Niente sonno e mi sento a pezzi.

Questa volta non per il letto scomodo o i neonati urlanti, ma per il peso sul cuore e in mezzo allo stomaco, che tutto ad un tratto sono arrivati fortissimi ieri sera, dopo giorni di apparente serenità.

Ho imparato che la vita è così: imprevedibile e incontrollabile e, forse, è proprio questo a renderla bellissima.

E allo stesso modo ho imparato che dopo i temporali torna il sereno, che anche i più grandi dolori lasciano spazio a ricordi felici, che dentro di noi sappiamo conservare il meglio perché non c’è spazio per tutto.

Ho imparato che quando arrivano le sberle della vita a nulla serve provare a contrastarle, chiedersi perché proprio a noi o restare lì, feriti, a rimuginare.

Ho imparato che non sono per sempre e che prima ti rimetti in piedi e prima tornano ad essere carezze.

E così mi sto lasciando attraversare, investire, da questo dolore che non vi riesco a spiegare. Un dolore perenne che mi da’ picchi, come la glicemia.

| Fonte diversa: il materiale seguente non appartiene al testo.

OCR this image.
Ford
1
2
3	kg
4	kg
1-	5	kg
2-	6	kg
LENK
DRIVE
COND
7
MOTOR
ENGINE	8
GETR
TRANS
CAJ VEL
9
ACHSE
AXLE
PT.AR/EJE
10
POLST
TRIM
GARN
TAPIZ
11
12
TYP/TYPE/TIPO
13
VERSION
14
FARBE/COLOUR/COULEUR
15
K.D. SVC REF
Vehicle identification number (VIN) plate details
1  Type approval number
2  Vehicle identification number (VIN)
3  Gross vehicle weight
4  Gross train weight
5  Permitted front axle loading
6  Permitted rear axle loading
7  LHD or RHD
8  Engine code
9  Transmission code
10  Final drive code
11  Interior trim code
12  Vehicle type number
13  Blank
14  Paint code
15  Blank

E dopo una settimana a tirare su tutta la famiglia a distanza, a dire che, come sempre, ce la faremo e che tutto si supera, stanotte ho affrontato la tempesta da sola, test della glicemia dopo test (mezzanotte, tre, sei, otto), terrorizzate entrambe dal fatto
che, se fosse scesa, l’esame del glucagone (che già il nome è un programma) da fare stamattina (siamo in attesa e lei a digiuno, quindi non vi dico il clima generale) sarebbe saltato e il nostro ritorno a casa rimandato ulteriormente.

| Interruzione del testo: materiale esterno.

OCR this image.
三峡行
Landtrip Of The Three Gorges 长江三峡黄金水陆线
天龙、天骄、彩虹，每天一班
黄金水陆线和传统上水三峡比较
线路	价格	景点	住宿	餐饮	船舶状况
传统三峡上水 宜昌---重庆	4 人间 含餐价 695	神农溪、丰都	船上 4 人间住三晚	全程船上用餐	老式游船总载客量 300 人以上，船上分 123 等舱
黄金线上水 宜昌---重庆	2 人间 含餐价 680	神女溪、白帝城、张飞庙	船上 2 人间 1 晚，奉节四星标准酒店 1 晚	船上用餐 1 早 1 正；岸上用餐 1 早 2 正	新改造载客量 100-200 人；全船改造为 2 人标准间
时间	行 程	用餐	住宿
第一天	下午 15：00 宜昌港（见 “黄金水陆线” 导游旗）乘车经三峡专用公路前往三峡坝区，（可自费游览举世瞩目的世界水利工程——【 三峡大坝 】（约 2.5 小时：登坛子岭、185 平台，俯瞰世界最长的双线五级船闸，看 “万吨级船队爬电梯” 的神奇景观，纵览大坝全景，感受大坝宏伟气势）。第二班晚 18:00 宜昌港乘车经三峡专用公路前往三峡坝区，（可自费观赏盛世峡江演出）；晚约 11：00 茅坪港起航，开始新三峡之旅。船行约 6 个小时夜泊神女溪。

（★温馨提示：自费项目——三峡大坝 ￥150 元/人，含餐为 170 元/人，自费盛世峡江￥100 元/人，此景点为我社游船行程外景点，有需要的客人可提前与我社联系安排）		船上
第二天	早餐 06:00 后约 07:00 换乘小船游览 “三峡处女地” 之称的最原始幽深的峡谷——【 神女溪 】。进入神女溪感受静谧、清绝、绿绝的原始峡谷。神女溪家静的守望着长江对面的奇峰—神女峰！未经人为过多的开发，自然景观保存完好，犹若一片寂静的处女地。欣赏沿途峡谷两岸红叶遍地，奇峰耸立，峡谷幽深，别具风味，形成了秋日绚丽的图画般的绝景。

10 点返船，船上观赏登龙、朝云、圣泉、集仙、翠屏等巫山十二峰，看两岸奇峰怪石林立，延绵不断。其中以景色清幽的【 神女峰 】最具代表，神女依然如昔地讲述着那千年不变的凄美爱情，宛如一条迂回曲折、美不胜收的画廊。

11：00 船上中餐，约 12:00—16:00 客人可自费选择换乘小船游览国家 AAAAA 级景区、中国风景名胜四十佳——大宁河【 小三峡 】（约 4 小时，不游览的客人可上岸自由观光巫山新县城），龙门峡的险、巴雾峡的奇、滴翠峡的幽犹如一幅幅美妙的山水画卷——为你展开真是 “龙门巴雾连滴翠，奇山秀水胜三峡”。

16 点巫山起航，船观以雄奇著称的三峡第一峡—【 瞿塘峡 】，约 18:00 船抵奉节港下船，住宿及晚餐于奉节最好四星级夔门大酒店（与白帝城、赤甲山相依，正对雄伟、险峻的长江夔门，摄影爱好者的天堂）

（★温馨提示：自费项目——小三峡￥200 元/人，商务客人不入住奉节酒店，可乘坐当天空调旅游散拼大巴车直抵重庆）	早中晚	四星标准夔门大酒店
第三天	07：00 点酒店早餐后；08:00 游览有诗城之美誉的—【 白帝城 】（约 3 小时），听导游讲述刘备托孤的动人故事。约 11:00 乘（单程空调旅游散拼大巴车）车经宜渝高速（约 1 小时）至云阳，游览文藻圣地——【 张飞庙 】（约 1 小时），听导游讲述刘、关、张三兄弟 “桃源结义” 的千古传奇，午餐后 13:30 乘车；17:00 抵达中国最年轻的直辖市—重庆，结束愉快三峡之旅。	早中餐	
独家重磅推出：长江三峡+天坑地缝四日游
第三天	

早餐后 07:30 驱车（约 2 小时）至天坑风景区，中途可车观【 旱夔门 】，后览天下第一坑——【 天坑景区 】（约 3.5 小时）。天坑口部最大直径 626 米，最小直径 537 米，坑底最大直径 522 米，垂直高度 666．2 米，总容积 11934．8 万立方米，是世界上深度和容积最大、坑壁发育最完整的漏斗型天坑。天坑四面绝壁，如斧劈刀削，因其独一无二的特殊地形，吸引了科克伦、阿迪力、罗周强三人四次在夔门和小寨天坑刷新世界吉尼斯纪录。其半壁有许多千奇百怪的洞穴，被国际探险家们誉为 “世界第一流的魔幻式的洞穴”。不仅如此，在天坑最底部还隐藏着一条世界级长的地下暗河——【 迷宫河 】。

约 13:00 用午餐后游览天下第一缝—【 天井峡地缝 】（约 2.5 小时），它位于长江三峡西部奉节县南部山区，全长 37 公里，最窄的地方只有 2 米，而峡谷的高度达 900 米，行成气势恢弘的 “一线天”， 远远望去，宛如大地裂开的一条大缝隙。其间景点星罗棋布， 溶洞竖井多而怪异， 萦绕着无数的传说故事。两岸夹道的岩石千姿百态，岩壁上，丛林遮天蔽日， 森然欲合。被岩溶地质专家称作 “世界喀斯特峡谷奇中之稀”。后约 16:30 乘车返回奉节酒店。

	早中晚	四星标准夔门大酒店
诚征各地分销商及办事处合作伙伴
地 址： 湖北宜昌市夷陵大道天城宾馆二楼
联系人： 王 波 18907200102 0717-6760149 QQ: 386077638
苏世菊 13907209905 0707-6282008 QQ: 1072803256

Lei che dice a me di non piangere anche se il rubinetto della manina si è otturato e dovranno farle altri buchi e lei li odia ha del surreale. Però mi fa ridere quindi mi passa tutto.

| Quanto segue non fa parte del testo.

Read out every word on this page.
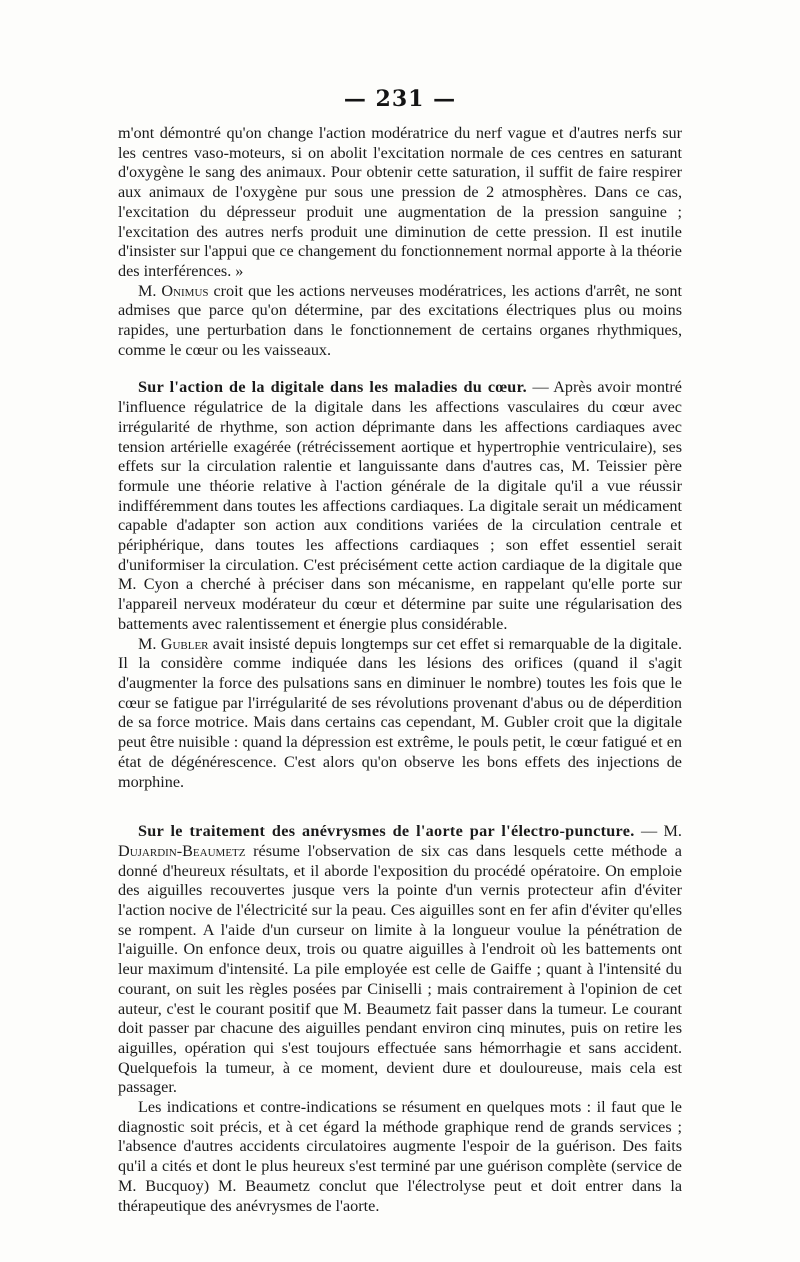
— 231 —

m'ont démontré qu'on change l'action modératrice du nerf vague et d'autres nerfs sur les centres vaso-moteurs, si on abolit l'excitation normale de ces centres en saturant d'oxygène le sang des animaux. Pour obtenir cette saturation, il suffit de faire respirer aux animaux de l'oxygène pur sous une pression de 2 atmosphères. Dans ce cas, l'excitation du dépresseur produit une augmentation de la pression sanguine ; l'excitation des autres nerfs produit une diminution de cette pression. Il est inutile d'insister sur l'appui que ce changement du fonctionnement normal apporte à la théorie des interférences. »

M. Onimus croit que les actions nerveuses modératrices, les actions d'arrêt, ne sont admises que parce qu'on détermine, par des excitations électriques plus ou moins rapides, une perturbation dans le fonctionnement de certains organes rhythmiques, comme le cœur ou les vaisseaux.

Sur l'action de la digitale dans les maladies du cœur. — Après avoir montré l'influence régulatrice de la digitale dans les affections vasculaires du cœur avec irrégularité de rhythme, son action déprimante dans les affections cardiaques avec tension artérielle exagérée (rétrécissement aortique et hypertrophie ventriculaire), ses effets sur la circulation ralentie et languissante dans d'autres cas, M. Teissier père formule une théorie relative à l'action générale de la digitale qu'il a vue réussir indifféremment dans toutes les affections cardiaques. La digitale serait un médicament capable d'adapter son action aux conditions variées de la circulation centrale et périphérique, dans toutes les affections cardiaques ; son effet essentiel serait d'uniformiser la circulation. C'est précisément cette action cardiaque de la digitale que M. Cyon a cherché à préciser dans son mécanisme, en rappelant qu'elle porte sur l'appareil nerveux modérateur du cœur et détermine par suite une régularisation des battements avec ralentissement et énergie plus considérable.

M. Gubler avait insisté depuis longtemps sur cet effet si remarquable de la digitale. Il la considère comme indiquée dans les lésions des orifices (quand il s'agit d'augmenter la force des pulsations sans en diminuer le nombre) toutes les fois que le cœur se fatigue par l'irrégularité de ses révolutions provenant d'abus ou de déperdition de sa force motrice. Mais dans certains cas cependant, M. Gubler croit que la digitale peut être nuisible : quand la dépression est extrême, le pouls petit, le cœur fatigué et en état de dégénérescence. C'est alors qu'on observe les bons effets des injections de morphine.

Sur le traitement des anévrysmes de l'aorte par l'électro-puncture. — M. Dujardin-Beaumetz résume l'observation de six cas dans lesquels cette méthode a donné d'heureux résultats, et il aborde l'exposition du procédé opératoire. On emploie des aiguilles recouvertes jusque vers la pointe d'un vernis protecteur afin d'éviter l'action nocive de l'électricité sur la peau. Ces aiguilles sont en fer afin d'éviter qu'elles se rompent. A l'aide d'un curseur on limite à la longueur voulue la pénétration de l'aiguille. On enfonce deux, trois ou quatre aiguilles à l'endroit où les battements ont leur maximum d'intensité. La pile employée est celle de Gaiffe ; quant à l'intensité du courant, on suit les règles posées par Ciniselli ; mais contrairement à l'opinion de cet auteur, c'est le courant positif que M. Beaumetz fait passer dans la tumeur. Le courant doit passer par chacune des aiguilles pendant environ cinq minutes, puis on retire les aiguilles, opération qui s'est toujours effectuée sans hémorrhagie et sans accident. Quelquefois la tumeur, à ce moment, devient dure et douloureuse, mais cela est passager.

Les indications et contre-indications se résument en quelques mots : il faut que le diagnostic soit précis, et à cet égard la méthode graphique rend de grands services ; l'absence d'autres accidents circulatoires augmente l'espoir de la guérison. Des faits qu'il a cités et dont le plus heureux s'est terminé par une guérison complète (service de M. Bucquoy) M. Beaumetz conclut que l'électrolyse peut et doit entrer dans la thérapeutique des anévrysmes de l'aorte.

Non vedo Giulia e Gigi da una settimana e mi mancano.

Lui, poi, si sente pure peggio di me a non essere qui con noi.

Mia madre scalpita e stare a casa le pesa.
Ma così è.

Oltre alla bufera qui dentro, c’è una pandemia là fuori.

Io non lo so perché in un momento così doloroso, così personale, ho sentito tanto bisogno di condividere.

Odio le vittime, oltretutto.

Forse perché affrontare tutto stando qui sola fisicamente con il mondo, anche il mio, fuori è quanto di più difficile potessi immaginare.

Forse perché a modo mio l’ho sempre fatto.

Forse perché sento che molti di voi ci sono, con il cuore, con i pensieri e ne ho egoisticamente bisogno.

Forse perché penso sempre a come trasformare il dolore in esperienza e spero un giorno di poter aiutare chi ci passerà dopo di me.

Forse perché tutto fa meno male se condiviso.

E mi scuso se sono una rompipalle monotematica ma va così in questi giorni.
Torneremo a scherzare, ridere, brindare e a vivere prestissimo.
Ma intanto un grande grazie a voi.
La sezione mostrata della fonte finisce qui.